BUG/MEDIUM: threads: fix the double CAS implementation for ARMv7

Commit f61f0cb ("MINOR: threads: Introduce double-width CAS on x86_64
and arm.") introduced the double CAS. But the ARMv7 version is bogus,
it uses the value of the pointers instead of dereferencing them. When
lucky, it simply doesn't build due to impossible registers combinations.
Otherwise it will immediately crash at run time when facing traffic.

No backport is needed, this bug was introduced in 1.9-dev.
diff --git a/include/common/hathreads.h b/include/common/hathreads.h
index a8fdf15..143cf2c 100644
--- a/include/common/hathreads.h
+++ b/include/common/hathreads.h
@@ -780,7 +780,7 @@
 	__asm __volatile("dmb" ::: "memory");
 }
 
-static __inline int __ha_cas_dw(void *target, void *compare, void *set)

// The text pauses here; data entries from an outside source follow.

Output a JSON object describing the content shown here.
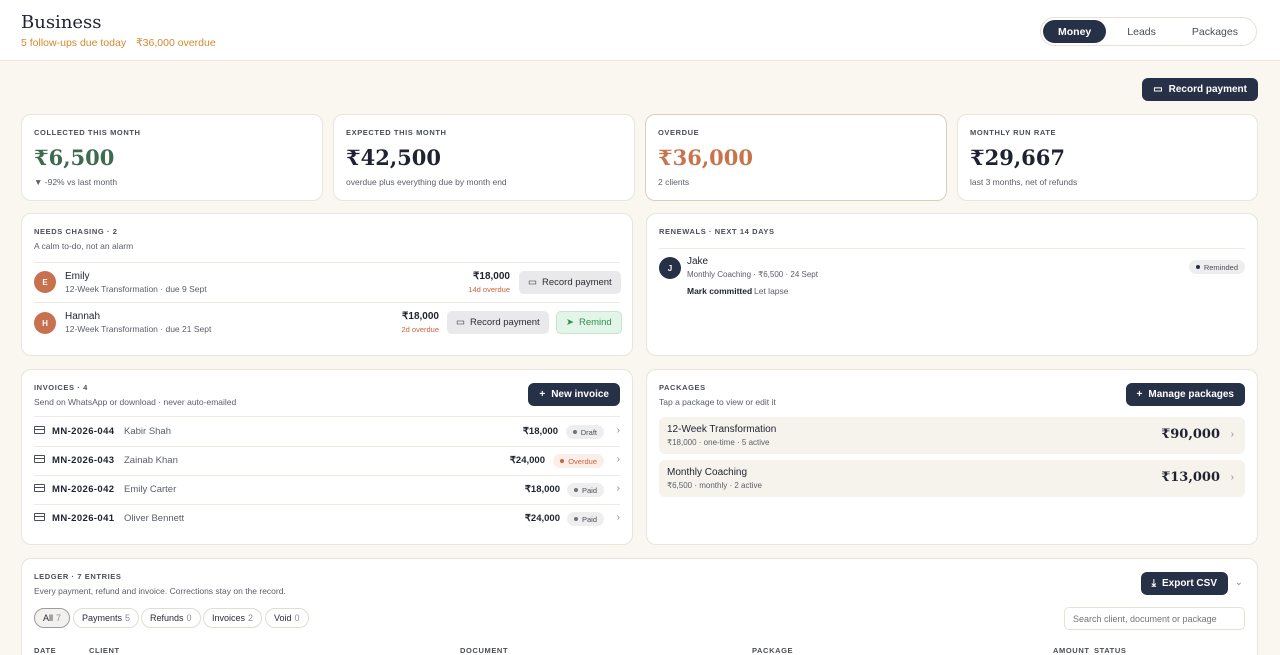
{
  "header": {
    "title": "Business",
    "followups": "5 follow-ups due today",
    "overdue": "₹36,000 overdue",
    "tabs": [
      "Money",
      "Leads",
      "Packages"
    ]
  },
  "actions": {
    "record_payment": "Record payment"
  },
  "stats": [
    {
      "label": "COLLECTED THIS MONTH",
      "value": "₹6,500",
      "sub": "▼ -92% vs last month",
      "color": "#3e6b4f"
    },
    {
      "label": "EXPECTED THIS MONTH",
      "value": "₹42,500",
      "sub": "overdue plus everything due by month end",
      "color": "#1f2230"
    },
    {
      "label": "OVERDUE",
      "value": "₹36,000",
      "sub": "2 clients",
      "color": "#c8744a"
    },
    {
      "label": "MONTHLY RUN RATE",
      "value": "₹29,667",
      "sub": "last 3 months, net of refunds",
      "color": "#1f2230"
    }
  ],
  "chasing": {
    "title": "NEEDS CHASING · 2",
    "sub": "A calm to-do, not an alarm",
    "rows": [
      {
        "initial": "E",
        "name": "Emily",
        "meta": "12-Week Transformation · due 9 Sept",
        "amount": "₹18,000",
        "overdue": "14d overdue",
        "record": "Record payment"
      },
      {
        "initial": "H",
        "name": "Hannah",
        "meta": "12-Week Transformation · due 21 Sept",
        "amount": "₹18,000",
        "overdue": "2d overdue",
        "record": "Record payment",
        "remind": "Remind"
      }
    ]
  },
  "renewals": {
    "title": "RENEWALS · NEXT 14 DAYS",
    "row": {
      "initial": "J",
      "name": "Jake",
      "meta": "Monthly Coaching · ₹6,500 · 24 Sept",
      "badge": "Reminded",
      "committed": "Mark committed",
      "lapse": "Let lapse"
    }
  },
  "invoices": {
    "title": "INVOICES · 4",
    "sub": "Send on WhatsApp or download · never auto-emailed",
    "new_label": "New invoice",
    "rows": [
      {
        "no": "MN-2026-044",
        "client": "Kabir Shah",
        "amount": "₹18,000",
        "status": "Draft"
      },
      {
        "no": "MN-2026-043",
        "client": "Zainab Khan",
        "amount": "₹24,000",
        "status": "Overdue"
      },
      {
        "no": "MN-2026-042",
        "client": "Emily Carter",
        "amount": "₹18,000",
        "status": "Paid"
      },
      {
        "no": "MN-2026-041",
        "client": "Oliver Bennett",
        "amount": "₹24,000",
        "status": "Paid"
      }
    ]
  },
  "packages": {
    "title": "PACKAGES",
    "sub": "Tap a package to view or edit it",
    "manage_label": "Manage packages",
    "rows": [
      {
        "name": "12-Week Transformation",
        "meta": "₹18,000 · one-time · 5 active",
        "total": "₹90,000"
      },
      {
        "name": "Monthly Coaching",
        "meta": "₹6,500 · monthly · 2 active",
        "total": "₹13,000"
      }
    ]
  },
  "ledger": {
    "title": "LEDGER · 7 ENTRIES",
    "sub": "Every payment, refund and invoice. Corrections stay on the record.",
    "export_label": "Export CSV",
    "filters": [
      {
        "label": "All",
        "count": "7"
      },
      {
        "label": "Payments",
        "count": "5"
      },
      {
        "label": "Refunds",
        "count": "0"
      },
      {
        "label": "Invoices",
        "count": "2"
      },
      {
        "label": "Void",
        "count": "0"
      }
    ],
    "search_placeholder": "Search client, document or package",
    "columns": [
      "DATE",
      "CLIENT",
      "DOCUMENT",
      "PACKAGE",
      "AMOUNT",
      "STATUS"
    ]
  }
}
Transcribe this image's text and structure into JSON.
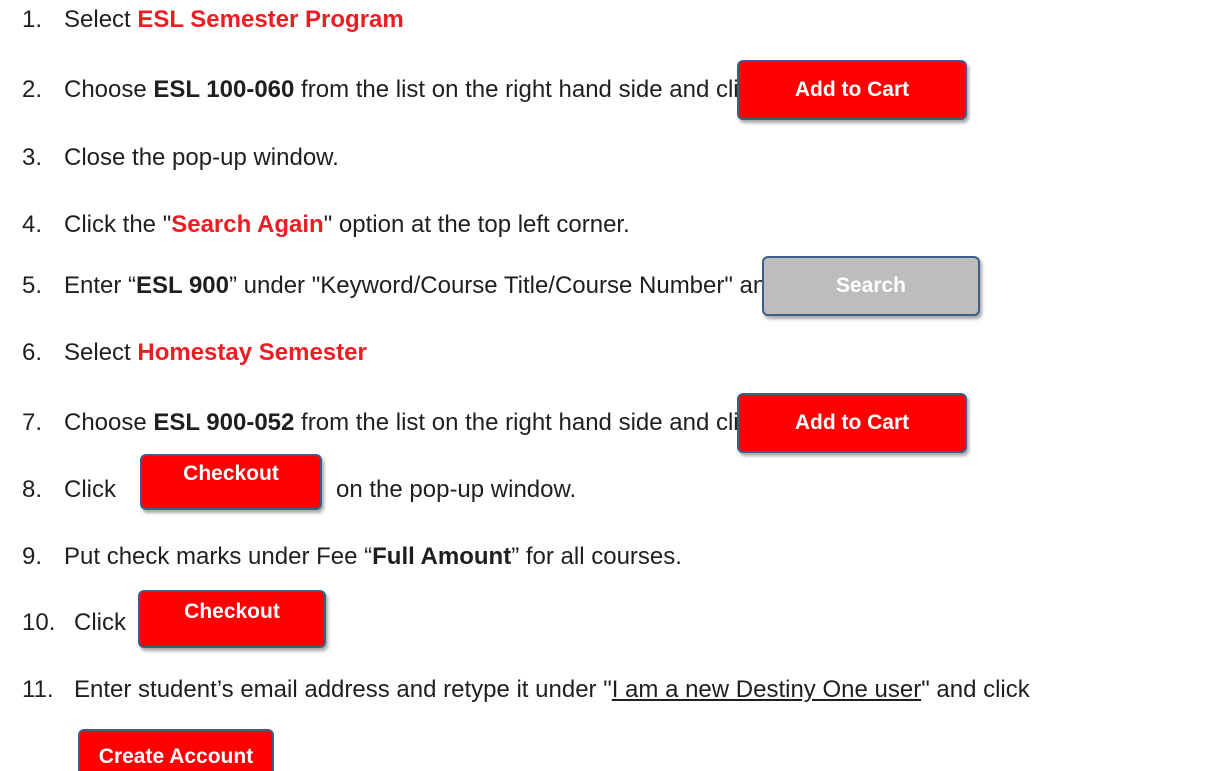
{
  "steps": [
    {
      "num": "1.",
      "pre": "Select ",
      "strong": "ESL Semester Program"
    },
    {
      "num": "2.",
      "pre": "Choose ",
      "strong": "ESL 100-060",
      "post": " from the list on the right hand side and click"
    },
    {
      "num": "3.",
      "text": "Close the pop-up window."
    },
    {
      "num": "4.",
      "pre": "Click the \"",
      "strong": "Search Again",
      "post": "\" option at the top left corner."
    },
    {
      "num": "5.",
      "pre": "Enter “",
      "strong": "ESL 900",
      "post": "” under \"Keyword/Course Title/Course Number\" and click"
    },
    {
      "num": "6.",
      "pre": "Select ",
      "strong": "Homestay Semester"
    },
    {
      "num": "7.",
      "pre": "Choose ",
      "strong": "ESL 900-052",
      "post": " from the list on the right hand side and click"
    },
    {
      "num": "8.",
      "pre": "Click",
      "post": "on the pop-up window."
    },
    {
      "num": "9.",
      "pre": "Put check marks under Fee “",
      "strong": "Full Amount",
      "post": "” for all courses."
    },
    {
      "num": "10.",
      "pre": "Click"
    },
    {
      "num": "11.",
      "pre": "Enter student’s email address and retype it under \"",
      "link": "I am a new Destiny One user",
      "post": "\" and click"
    }
  ],
  "buttons": {
    "add_to_cart": "Add to Cart",
    "search": "Search",
    "checkout": "Checkout",
    "create_account": "Create Account"
  },
  "colors": {
    "accent": "#ee1d23",
    "button_red": "#ff0000",
    "button_grey": "#bdbdbd",
    "button_border": "#3b5f8a"
  }
}
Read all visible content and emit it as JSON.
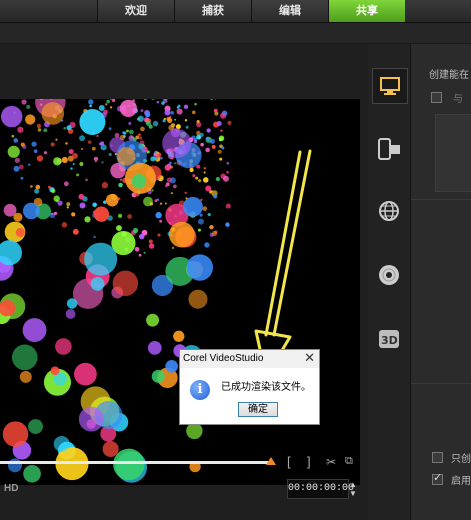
{
  "tabs": [
    "欢迎",
    "捕获",
    "编辑",
    "共享"
  ],
  "active_tab": "共享",
  "share_panel": {
    "create_title": "创建能在",
    "option1": "与",
    "bottom_option1": "只创",
    "bottom_option2": "启用"
  },
  "preview": {
    "quality_label": "HD",
    "timecode": "00:00:00:00",
    "mark_in": "[",
    "mark_out": "]"
  },
  "dialog": {
    "title": "Corel VideoStudio",
    "message": "已成功渲染该文件。",
    "ok_label": "确定",
    "close": "✕"
  },
  "colors": {
    "active_tab": "#5fb026",
    "annotation_arrow": "#f2e64b",
    "scrub_head": "#f08a24"
  },
  "icons": [
    "monitor-icon",
    "mobile-device-icon",
    "web-globe-icon",
    "disc-icon",
    "3d-icon"
  ]
}
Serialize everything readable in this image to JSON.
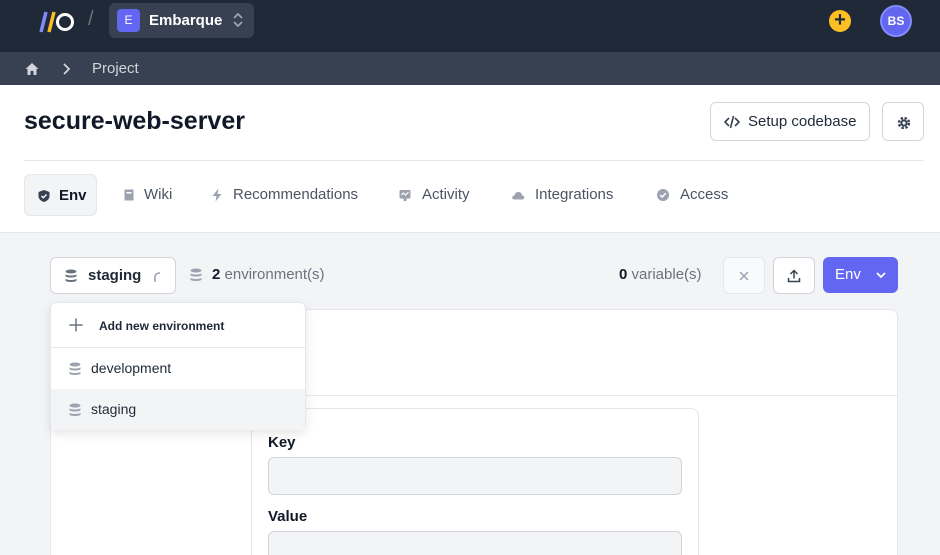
{
  "topbar": {
    "org_initial": "E",
    "org_name": "Embarque",
    "user_initials": "BS"
  },
  "breadcrumb": {
    "current": "Project"
  },
  "project": {
    "title": "secure-web-server",
    "setup_label": "Setup codebase"
  },
  "tabs": [
    {
      "label": "Env",
      "icon": "shield-icon",
      "active": true
    },
    {
      "label": "Wiki",
      "icon": "book-icon"
    },
    {
      "label": "Recommendations",
      "icon": "bolt-icon"
    },
    {
      "label": "Activity",
      "icon": "activity-icon"
    },
    {
      "label": "Integrations",
      "icon": "cloud-icon"
    },
    {
      "label": "Access",
      "icon": "check-circle-icon"
    }
  ],
  "toolbar": {
    "selected_env": "staging",
    "env_count": "2",
    "env_count_suffix": "environment(s)",
    "var_count": "0",
    "var_count_suffix": "variable(s)",
    "env_button_label": "Env"
  },
  "dropdown": {
    "add_label": "Add new environment",
    "items": [
      {
        "label": "development"
      },
      {
        "label": "staging",
        "selected": true
      }
    ]
  },
  "form": {
    "key_label": "Key",
    "value_label": "Value"
  },
  "colors": {
    "accent": "#6366f1",
    "topbar": "#1f2937",
    "plus": "#fbbf24"
  }
}
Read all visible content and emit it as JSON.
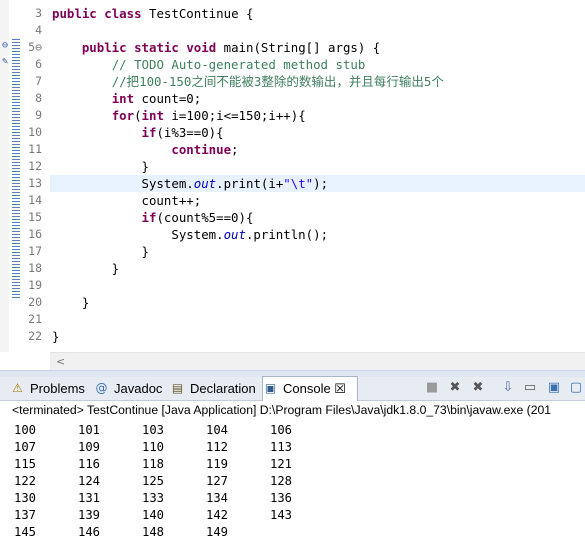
{
  "editor": {
    "lines": [
      {
        "n": "3",
        "html": "<span class=\"kw\">public</span> <span class=\"kw\">class</span> TestContinue {"
      },
      {
        "n": "4",
        "html": ""
      },
      {
        "n": "5⊖",
        "html": "    <span class=\"kw\">public</span> <span class=\"kw\">static</span> <span class=\"kw\">void</span> main(String[] args) {"
      },
      {
        "n": "6",
        "html": "        <span class=\"cm\">// TODO Auto-generated method stub</span>"
      },
      {
        "n": "7",
        "html": "        <span class=\"cm\">//<span class=\"cjk\">把</span>100-150<span class=\"cjk\">之间不能被</span>3<span class=\"cjk\">整除的数输出，并且每行输出</span>5<span class=\"cjk\">个</span></span>"
      },
      {
        "n": "8",
        "html": "        <span class=\"kw\">int</span> count=0;"
      },
      {
        "n": "9",
        "html": "        <span class=\"kw\">for</span>(<span class=\"kw\">int</span> i=100;i&lt;=150;i++){"
      },
      {
        "n": "10",
        "html": "            <span class=\"kw\">if</span>(i%3==0){"
      },
      {
        "n": "11",
        "html": "                <span class=\"kw\">continue</span>;"
      },
      {
        "n": "12",
        "html": "            }"
      },
      {
        "n": "13",
        "html": "            System.<span class=\"fld\">out</span>.print(i+<span class=\"str\">\"\\t\"</span>);",
        "hl": true
      },
      {
        "n": "14",
        "html": "            count++;"
      },
      {
        "n": "15",
        "html": "            <span class=\"kw\">if</span>(count%5==0){"
      },
      {
        "n": "16",
        "html": "                System.<span class=\"fld\">out</span>.println();"
      },
      {
        "n": "17",
        "html": "            }"
      },
      {
        "n": "18",
        "html": "        }"
      },
      {
        "n": "19",
        "html": ""
      },
      {
        "n": "20",
        "html": "    }"
      },
      {
        "n": "21",
        "html": ""
      },
      {
        "n": "22",
        "html": "}"
      }
    ]
  },
  "tabs": [
    {
      "label": "Problems",
      "icon": "problems-icon",
      "glyph": "⚠"
    },
    {
      "label": "Javadoc",
      "icon": "javadoc-icon",
      "glyph": "@"
    },
    {
      "label": "Declaration",
      "icon": "declaration-icon",
      "glyph": "▤"
    },
    {
      "label": "Console ☒",
      "icon": "console-icon",
      "glyph": "▣",
      "active": true
    }
  ],
  "toolbar": [
    "terminate-icon",
    "remove-launch-icon",
    "remove-all-icon",
    "scroll-lock-icon",
    "word-wrap-icon",
    "pin-console-icon",
    "display-console-icon"
  ],
  "console": {
    "status": "<terminated> TestContinue [Java Application] D:\\Program Files\\Java\\jdk1.8.0_73\\bin\\javaw.exe (201",
    "rows": [
      [
        "100",
        "101",
        "103",
        "104",
        "106"
      ],
      [
        "107",
        "109",
        "110",
        "112",
        "113"
      ],
      [
        "115",
        "116",
        "118",
        "119",
        "121"
      ],
      [
        "122",
        "124",
        "125",
        "127",
        "128"
      ],
      [
        "130",
        "131",
        "133",
        "134",
        "136"
      ],
      [
        "137",
        "139",
        "140",
        "142",
        "143"
      ],
      [
        "145",
        "146",
        "148",
        "149",
        ""
      ]
    ]
  }
}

+static __inline int __ha_cas_dw(void *target, void *compare, const void *set)
 {
 	uint64_t previous;
 	int tmp;
@@ -794,7 +794,7 @@
 			 "cmpeq %1, #1;"
 			 "beq 1b;"
 			 : "=&r" (previous), "=&r" (tmp)
-			 : "r" (compare), "r" (set), "r" (target)
+			 : "r" (*(uint64_t *)compare), "r" (*(uint64_t *)set), "r" (target)
 			 : "memory", "cc");
 	tmp = (previous == *(uint64_t *)compare);
 	*(uint64_t *)compare = previous;